Aber Vorsicht: Die 3,5V-Grenze gilt nicht nur für den rechten, sondern
auch für die beiden linken OpAmps.

> Der Temperaturbereich entspricht einer Spannung von 2,5 - 3,4 V am
> Temperatursensor.

Bei 3,4V Eingangsspannung müsste der OpAmp links unten 2·3,4V-2,5V=4,3V
liefern, was er aber nicht kann.

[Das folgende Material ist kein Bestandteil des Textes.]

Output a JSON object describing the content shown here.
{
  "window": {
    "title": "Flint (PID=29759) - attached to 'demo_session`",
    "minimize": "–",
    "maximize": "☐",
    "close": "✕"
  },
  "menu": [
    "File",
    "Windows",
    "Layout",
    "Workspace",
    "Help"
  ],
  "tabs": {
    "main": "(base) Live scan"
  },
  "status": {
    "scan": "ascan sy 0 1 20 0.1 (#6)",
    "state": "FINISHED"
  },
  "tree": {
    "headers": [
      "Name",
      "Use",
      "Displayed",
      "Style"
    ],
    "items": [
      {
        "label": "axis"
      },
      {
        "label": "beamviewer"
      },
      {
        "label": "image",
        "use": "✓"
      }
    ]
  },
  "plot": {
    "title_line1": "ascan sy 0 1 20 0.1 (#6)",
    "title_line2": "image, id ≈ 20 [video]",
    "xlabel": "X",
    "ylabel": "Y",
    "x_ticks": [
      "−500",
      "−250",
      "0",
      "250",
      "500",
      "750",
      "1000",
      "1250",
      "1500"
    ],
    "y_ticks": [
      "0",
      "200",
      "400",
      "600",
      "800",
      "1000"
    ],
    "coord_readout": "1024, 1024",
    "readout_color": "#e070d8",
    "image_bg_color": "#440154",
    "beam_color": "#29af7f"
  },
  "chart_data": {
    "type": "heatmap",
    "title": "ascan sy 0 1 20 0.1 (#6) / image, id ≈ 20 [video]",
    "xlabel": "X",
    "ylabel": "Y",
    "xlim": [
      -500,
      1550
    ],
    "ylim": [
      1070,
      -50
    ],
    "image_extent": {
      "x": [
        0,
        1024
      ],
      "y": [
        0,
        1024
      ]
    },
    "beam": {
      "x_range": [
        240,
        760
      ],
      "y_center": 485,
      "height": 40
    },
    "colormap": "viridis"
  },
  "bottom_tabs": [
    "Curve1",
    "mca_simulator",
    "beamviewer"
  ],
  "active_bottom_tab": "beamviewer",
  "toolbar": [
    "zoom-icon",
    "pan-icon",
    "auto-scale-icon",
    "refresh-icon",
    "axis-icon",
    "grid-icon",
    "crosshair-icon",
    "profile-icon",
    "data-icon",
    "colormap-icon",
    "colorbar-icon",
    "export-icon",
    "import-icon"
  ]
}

Die obere Eingangsspannungsgrenze liegt
bei (3,5V+2,5V)/2=3V. Mit dem TS912 kannst du diese Grenze auf knapp
(5V+2,5V)/2=3,75V anheben, was deutlich über 3,4V liegt. Für die Instru-
mentenverstärkerschaltung solltest du also schon den TS912 bzw. den
TS914 (vierfach) nehmen.

Die Schaltung aus meinem letzten Beitrag verhält sich diesbezüglich
etwas besser: Mit dem LM358 reicht der Eingangsspannungsbereich bis
3,5V/3+2,5V=3,67V¹, mit dem TS912 sogar bis knapp 5V/3+2,5V=4,17V.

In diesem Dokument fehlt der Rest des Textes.